Title 23. Labor and Workers’ Compensation
Chapter 3-a. Prohibited Discrimination in Employment
Part III. Disability
23:322 Definitions
For the purposes of this Part, the following terms shall have the following meanings ascribed to them:
(1) “Adaptive devices” means any items utilized to compensate for a physical or mental impairment, including but not limited to braces or other supports, wheelchairs, talking boards, hearing aids, corrective devices, corrective lenses, or seeing eye dogs.
(2) “Direct threat” means a significant risk to the health or safety of the individual or others that cannot be eliminated by reasonable accommodation.
(3) “Person with a disability” means any person who has a physical or mental impairment which substantially limits one or more of the major life activities, or has a record of such an impairment, or is regarded as having such an impairment.
(4) “Discrimination” shall include unreasonable segregation or separation.

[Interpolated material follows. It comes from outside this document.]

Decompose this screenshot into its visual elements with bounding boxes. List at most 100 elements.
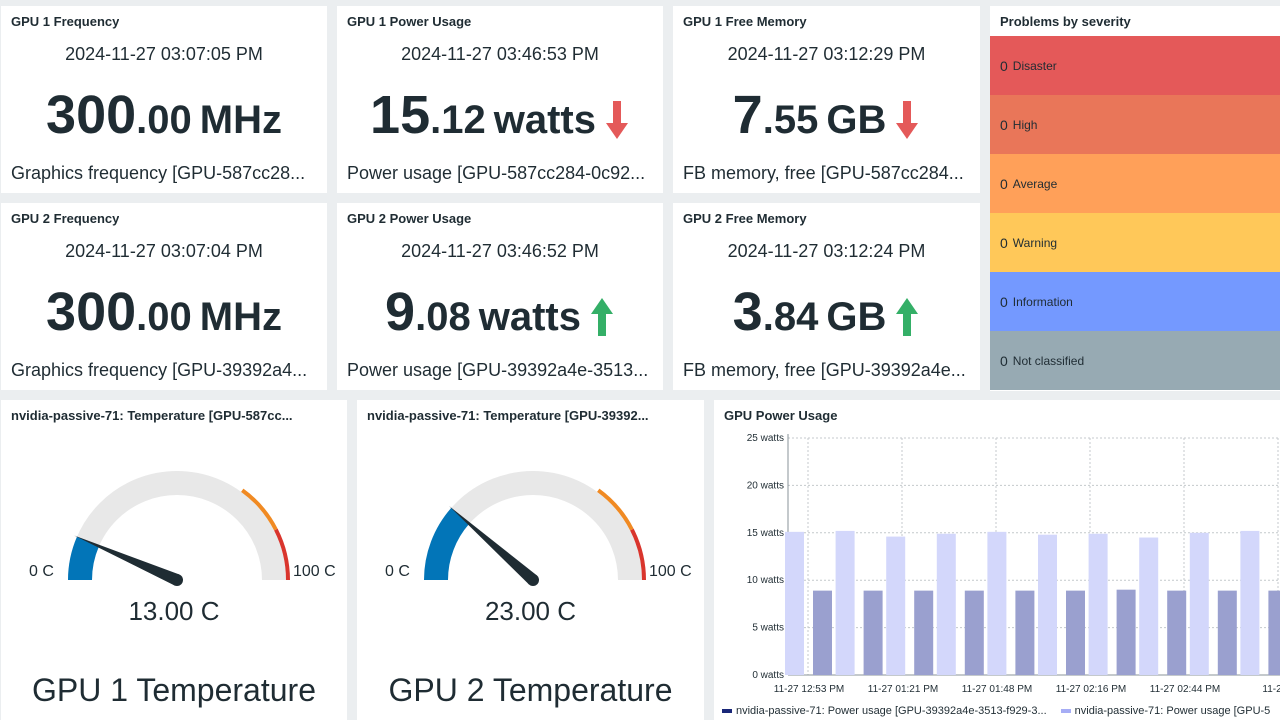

(5) “Essential functions” means the fundamental job duties of the employment position the person with a disability holds or desires. “Essential functions” does not include the marginal functions of the position.
(6) “Impairment” means an intellectual disability, any physical or physiological disorder or condition, or prior mental disorder or condition, but, at the discretion of the employer, may not include chronic alcoholism or any other form of active drug addiction, any cosmetic disfigurement, or an anatomical loss of body systems.
(7) “Major life activities” means functions such as caring for one’s self, performing manual tasks, walking, seeing, hearing, speaking, breathing, learning, and working.
(8) “Otherwise qualified person with a disability” means a person with a disability who, with reasonable accommodation, can perform the essential functions of the employment position that such person holds or desires.
(9) “Reasonable accommodation” means an adjustment or modification to a known physical limitation of an otherwise qualified person with a disability which would not impose an undue hardship on the employer. This shall not require an employer to spend more for architectural modifications than that amount now allowed as a federal tax deduction. However, “reasonable accommodation” shall not be construed to impose on any private sector employer, unless otherwise required by law or under any contract with a federal, state, or local governmental body or subdivision, any additional costs in the hiring or the promotion of a person with a disability. Undue hardship is determined on a case-by-case basis taking into account all of the following:
(a) The employee or applicant for which accommodation is to be made.
(b) The specific disability of employee or applicant.
(c) The essential job duties of the position.
(d) The working environment.
Added by Acts 1997, No. 1409, § 1, eff. Aug. 1, 1997. Amended by Acts 2014, No. 811, § 12, eff. June 23, 2014.